Curry, of course, shattered his own record for three-point makes in a season by draining an astonishing 402 treys. He once again set himself up as the MVP frontrunner in the process, but fellow Splash Brother Klay Thompson etched his name into the history books from deep as well. Take a look at Thompson's proficiency from 2015-16:
By converting 276 threes of his own, Thompson’s 2015-16 campaign trails only Curry’s MVP campaign from last year and the latest record-setting pace from this season. Now, with Curry sidelined due to a sprained knee suffered in the first round against the Houston Rockets, Thompson is commanding attention by leading the charge for the shorthanded Dubs.
In this week’s Data Dimes, the PointAfter team will take a look at the (relatively) unsung Splash Brother, and how his performances have kept the Warriors rolling without their best player.
From Game 4 against Houston (when Curry got hurt and played only 19 minutes) through Game 1 of the second-round series against the Portland Trail Blazers, Thompson has drained seven three-pointers in three straight games—a postseason record. No player had ever made seven or more threes in three straight playoff games prior to Thompson’s streak.
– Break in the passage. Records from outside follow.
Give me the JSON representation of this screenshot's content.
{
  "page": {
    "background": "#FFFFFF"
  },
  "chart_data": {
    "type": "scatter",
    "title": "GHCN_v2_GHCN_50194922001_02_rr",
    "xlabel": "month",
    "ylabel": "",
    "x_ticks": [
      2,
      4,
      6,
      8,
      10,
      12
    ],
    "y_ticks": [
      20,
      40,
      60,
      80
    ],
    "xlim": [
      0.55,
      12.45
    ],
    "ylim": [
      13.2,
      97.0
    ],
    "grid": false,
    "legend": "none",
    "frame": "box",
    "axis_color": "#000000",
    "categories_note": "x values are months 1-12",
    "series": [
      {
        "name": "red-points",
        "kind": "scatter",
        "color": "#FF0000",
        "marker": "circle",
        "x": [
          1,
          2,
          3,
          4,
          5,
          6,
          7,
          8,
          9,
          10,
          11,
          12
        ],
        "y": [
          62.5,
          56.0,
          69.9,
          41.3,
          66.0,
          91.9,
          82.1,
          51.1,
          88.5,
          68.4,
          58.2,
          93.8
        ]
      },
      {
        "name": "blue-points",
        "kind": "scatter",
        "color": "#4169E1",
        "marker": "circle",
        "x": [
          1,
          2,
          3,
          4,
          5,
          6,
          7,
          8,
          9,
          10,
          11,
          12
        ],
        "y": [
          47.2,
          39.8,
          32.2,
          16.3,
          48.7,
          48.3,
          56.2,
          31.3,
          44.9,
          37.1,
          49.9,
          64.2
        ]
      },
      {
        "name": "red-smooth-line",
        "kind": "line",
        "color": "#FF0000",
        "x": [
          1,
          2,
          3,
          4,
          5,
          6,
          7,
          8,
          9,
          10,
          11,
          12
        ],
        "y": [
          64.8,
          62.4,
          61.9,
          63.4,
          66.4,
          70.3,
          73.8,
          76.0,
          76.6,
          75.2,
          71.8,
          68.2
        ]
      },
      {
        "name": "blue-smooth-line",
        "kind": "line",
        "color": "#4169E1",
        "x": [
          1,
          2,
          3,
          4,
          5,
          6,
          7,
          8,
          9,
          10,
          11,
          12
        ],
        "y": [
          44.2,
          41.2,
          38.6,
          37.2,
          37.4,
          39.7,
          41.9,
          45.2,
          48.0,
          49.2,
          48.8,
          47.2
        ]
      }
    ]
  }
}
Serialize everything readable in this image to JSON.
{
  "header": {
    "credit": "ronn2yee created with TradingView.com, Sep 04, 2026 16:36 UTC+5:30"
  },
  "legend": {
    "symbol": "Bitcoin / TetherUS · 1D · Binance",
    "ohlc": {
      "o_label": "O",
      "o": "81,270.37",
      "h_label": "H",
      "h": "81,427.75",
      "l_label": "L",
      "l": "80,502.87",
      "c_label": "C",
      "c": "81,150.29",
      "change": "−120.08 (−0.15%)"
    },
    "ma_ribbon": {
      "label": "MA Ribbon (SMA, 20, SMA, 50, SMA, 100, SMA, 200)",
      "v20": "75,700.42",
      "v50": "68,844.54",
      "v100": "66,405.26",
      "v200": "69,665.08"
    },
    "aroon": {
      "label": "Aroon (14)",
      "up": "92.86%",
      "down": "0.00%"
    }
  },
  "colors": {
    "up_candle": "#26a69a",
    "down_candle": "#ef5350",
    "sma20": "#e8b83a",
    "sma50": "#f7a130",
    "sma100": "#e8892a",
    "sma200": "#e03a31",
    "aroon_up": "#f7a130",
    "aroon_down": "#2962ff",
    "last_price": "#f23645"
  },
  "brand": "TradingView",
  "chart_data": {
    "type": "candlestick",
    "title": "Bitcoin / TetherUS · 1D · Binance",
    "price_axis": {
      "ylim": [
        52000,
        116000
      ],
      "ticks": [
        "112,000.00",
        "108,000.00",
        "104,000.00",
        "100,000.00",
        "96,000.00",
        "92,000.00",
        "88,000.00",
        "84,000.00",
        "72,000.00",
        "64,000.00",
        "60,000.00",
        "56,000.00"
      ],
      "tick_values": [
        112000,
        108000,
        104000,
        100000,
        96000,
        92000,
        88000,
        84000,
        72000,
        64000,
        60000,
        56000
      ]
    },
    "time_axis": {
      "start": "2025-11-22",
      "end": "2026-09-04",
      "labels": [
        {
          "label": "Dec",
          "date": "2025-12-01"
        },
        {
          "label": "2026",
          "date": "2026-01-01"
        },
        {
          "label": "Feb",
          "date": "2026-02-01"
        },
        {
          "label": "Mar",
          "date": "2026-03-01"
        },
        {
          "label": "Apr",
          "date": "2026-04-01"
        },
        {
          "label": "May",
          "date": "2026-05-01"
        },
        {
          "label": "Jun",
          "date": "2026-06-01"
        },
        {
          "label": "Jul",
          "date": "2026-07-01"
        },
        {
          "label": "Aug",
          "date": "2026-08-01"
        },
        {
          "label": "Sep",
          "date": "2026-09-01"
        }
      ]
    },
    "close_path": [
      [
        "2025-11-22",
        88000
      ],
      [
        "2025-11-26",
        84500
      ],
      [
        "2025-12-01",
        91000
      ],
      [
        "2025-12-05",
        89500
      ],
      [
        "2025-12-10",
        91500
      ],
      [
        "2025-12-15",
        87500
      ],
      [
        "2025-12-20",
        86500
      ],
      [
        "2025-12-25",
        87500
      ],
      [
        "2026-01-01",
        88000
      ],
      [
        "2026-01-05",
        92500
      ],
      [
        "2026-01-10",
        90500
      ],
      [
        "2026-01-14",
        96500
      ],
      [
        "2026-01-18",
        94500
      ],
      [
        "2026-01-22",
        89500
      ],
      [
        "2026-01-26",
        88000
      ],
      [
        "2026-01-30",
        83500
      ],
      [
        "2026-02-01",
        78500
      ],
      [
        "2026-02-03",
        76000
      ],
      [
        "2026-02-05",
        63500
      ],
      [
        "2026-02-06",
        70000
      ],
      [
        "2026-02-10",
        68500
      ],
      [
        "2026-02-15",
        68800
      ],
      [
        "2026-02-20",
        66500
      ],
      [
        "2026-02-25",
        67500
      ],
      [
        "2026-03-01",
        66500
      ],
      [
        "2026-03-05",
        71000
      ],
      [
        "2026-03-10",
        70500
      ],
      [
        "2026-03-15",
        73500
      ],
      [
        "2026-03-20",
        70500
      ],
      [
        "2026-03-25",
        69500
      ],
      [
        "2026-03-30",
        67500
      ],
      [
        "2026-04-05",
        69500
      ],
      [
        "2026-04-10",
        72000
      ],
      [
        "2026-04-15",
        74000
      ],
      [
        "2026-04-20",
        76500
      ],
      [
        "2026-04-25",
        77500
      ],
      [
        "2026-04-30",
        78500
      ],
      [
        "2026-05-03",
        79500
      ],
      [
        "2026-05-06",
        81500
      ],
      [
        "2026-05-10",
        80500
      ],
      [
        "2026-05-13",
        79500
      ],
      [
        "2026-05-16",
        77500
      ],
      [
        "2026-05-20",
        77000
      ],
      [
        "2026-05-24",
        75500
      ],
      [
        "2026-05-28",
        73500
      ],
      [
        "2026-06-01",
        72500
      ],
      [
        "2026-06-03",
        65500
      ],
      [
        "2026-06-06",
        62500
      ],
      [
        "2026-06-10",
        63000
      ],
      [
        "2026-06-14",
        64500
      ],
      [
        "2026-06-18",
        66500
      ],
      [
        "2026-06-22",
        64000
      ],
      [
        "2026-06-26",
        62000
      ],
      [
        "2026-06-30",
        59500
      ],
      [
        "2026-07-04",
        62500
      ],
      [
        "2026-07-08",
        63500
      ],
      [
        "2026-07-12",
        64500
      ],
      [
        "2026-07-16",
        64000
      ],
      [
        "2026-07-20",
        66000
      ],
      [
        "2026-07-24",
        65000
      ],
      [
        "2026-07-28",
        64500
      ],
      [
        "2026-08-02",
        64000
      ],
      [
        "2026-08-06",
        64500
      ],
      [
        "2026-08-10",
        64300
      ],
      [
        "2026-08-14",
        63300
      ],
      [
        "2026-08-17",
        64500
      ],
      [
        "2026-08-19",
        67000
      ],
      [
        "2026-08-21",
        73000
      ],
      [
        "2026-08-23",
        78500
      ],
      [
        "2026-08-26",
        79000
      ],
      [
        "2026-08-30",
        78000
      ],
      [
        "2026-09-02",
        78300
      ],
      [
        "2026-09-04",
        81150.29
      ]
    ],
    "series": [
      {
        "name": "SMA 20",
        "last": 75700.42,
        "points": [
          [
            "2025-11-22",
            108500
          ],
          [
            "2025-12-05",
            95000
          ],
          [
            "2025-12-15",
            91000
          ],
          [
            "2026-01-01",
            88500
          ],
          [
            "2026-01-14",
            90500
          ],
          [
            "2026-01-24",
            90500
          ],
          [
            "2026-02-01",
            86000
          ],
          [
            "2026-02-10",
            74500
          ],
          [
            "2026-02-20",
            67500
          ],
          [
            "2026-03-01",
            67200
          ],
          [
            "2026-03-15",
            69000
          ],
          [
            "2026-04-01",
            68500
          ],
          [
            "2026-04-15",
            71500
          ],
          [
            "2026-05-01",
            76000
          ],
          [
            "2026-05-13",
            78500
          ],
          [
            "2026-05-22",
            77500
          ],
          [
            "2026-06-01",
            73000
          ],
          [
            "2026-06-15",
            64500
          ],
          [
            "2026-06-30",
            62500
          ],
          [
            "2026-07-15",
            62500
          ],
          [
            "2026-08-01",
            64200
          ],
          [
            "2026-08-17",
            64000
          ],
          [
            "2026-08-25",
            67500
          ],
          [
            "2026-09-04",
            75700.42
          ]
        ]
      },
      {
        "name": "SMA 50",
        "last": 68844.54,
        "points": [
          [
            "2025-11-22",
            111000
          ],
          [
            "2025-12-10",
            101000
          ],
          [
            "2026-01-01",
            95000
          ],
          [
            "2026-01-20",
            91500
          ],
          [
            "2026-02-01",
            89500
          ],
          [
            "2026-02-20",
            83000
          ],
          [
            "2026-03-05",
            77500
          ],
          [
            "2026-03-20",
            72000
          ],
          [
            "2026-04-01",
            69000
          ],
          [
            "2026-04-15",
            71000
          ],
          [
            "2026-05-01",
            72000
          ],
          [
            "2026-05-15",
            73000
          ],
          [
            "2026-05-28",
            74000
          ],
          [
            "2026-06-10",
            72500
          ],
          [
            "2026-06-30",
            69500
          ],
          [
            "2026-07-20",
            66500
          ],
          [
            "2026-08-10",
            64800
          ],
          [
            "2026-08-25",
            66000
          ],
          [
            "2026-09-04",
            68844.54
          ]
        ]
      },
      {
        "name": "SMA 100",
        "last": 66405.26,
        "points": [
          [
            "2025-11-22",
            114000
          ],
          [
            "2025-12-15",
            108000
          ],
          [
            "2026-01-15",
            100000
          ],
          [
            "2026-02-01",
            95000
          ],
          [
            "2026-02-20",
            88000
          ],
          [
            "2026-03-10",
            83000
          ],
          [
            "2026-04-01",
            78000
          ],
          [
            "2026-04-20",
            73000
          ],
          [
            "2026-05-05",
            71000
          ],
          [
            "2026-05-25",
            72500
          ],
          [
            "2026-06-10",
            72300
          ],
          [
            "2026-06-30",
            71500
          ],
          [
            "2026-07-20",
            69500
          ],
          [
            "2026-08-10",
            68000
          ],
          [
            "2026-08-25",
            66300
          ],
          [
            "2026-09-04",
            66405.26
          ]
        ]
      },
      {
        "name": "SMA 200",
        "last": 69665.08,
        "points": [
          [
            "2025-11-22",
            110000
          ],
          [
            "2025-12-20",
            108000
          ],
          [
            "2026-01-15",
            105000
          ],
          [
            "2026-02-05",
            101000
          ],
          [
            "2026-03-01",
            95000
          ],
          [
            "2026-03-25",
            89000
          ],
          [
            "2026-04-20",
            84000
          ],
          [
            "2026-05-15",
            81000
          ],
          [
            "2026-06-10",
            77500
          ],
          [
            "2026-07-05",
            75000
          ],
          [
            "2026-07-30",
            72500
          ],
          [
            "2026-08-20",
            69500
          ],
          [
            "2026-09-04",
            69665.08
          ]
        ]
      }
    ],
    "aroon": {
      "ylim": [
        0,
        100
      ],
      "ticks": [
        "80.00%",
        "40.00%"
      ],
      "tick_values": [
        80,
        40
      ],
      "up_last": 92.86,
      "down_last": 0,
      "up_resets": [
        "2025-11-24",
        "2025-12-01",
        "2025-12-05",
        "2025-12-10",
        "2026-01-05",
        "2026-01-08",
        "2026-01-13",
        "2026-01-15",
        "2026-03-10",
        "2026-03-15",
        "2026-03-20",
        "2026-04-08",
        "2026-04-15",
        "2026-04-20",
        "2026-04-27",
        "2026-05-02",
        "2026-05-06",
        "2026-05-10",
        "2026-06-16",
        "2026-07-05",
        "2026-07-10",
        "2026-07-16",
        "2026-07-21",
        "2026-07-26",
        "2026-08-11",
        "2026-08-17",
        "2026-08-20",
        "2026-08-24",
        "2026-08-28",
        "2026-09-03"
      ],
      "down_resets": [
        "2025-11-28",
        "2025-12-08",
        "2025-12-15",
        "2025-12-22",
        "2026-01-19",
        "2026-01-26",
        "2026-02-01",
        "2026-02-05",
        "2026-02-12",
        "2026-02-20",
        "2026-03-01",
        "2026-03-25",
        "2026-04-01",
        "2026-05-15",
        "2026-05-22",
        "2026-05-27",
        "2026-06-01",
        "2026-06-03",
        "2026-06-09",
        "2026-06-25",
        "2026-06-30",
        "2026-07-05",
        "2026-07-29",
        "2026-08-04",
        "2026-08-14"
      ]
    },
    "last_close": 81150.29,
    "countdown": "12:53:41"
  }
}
His barrage of triples guided Golden State to three consecutive wins, mostly without the benefit of Curry.
In Game 2 against Portland on Tuesday, Thompson struggled from the floor. He entered the second half with just seven points on 3-of-9 shooting, but rebounded by scoring 20 points in the second half, erasing a 17-point deficit en route to another win.
Thompson finished with 27 points and made five three-pointers—including one with 6:44 remaining to tie the game, and another with 5:33 left to take the Dubs’ first lead. Unlike Kyle Lowry and DeMar DeRozan in Toronto, Thompson has continued to shoot the ball at a level comparable to his stellar regular season.
He’s shooting 44.2% from long range compared to 42% in the regular season, and his field goal percentage has remained steady. He’s done most of his scoring damage on three-pointers above the break and when finishing at the bucket.
Klay’s mid-range shooting has something to be desired, but when you’re as hot from downtown as Thompson is, the mid-range game doesn’t really matter that much.
…But He’s More Than Threes
Everyone’s aware that Thompson brings three-point shooting to the table. We’re talking about a guy who once got hot enough to score a league-record 37 points in one quarter. But Thompson’s postseason performances (especially sans Curry) have upped the ante to other categories.
Thompson’s points, rebounds and assists per game have all increased in the playoffs compared to the regular season. Perhaps that shouldn’t be surprising, provided the two-guard’s usage rate is up to 28.7% this postseason—a playoff career high and more than two percentage points higher than his usage rate during the season (26.3%).
It’s logical that Thompson's workload would increase without his fellow Splash Bro on the court working his magic. However, Thompson has never been much of a distributor (career 2.3 assists per contest), so the fact that he’s dishing out close to four dimes per game is noteworthy in itself.
Of course, scoring remains Thompson’s bread and butter. He was the game’s top scorer in Games 1 and 2 against Portland, holding home court against the Trail Blazers and building a 2-0 series lead without the team’s alpha dog.
The Warriors’ team play remains the most impressive part of their ability to keep cooking without Chef Curry, but Thompson’s fearlessness in big moments has been enormous. At this rate, Curry won’t have to rush back to the court. With a potential Western Conference finals matchup against the San Antonio Spurs looming, Curry needs all the recovery time he can get.
Thanks to the younger Splash Brother, the brilliant basketball in the Bay Area shows no signs of abating.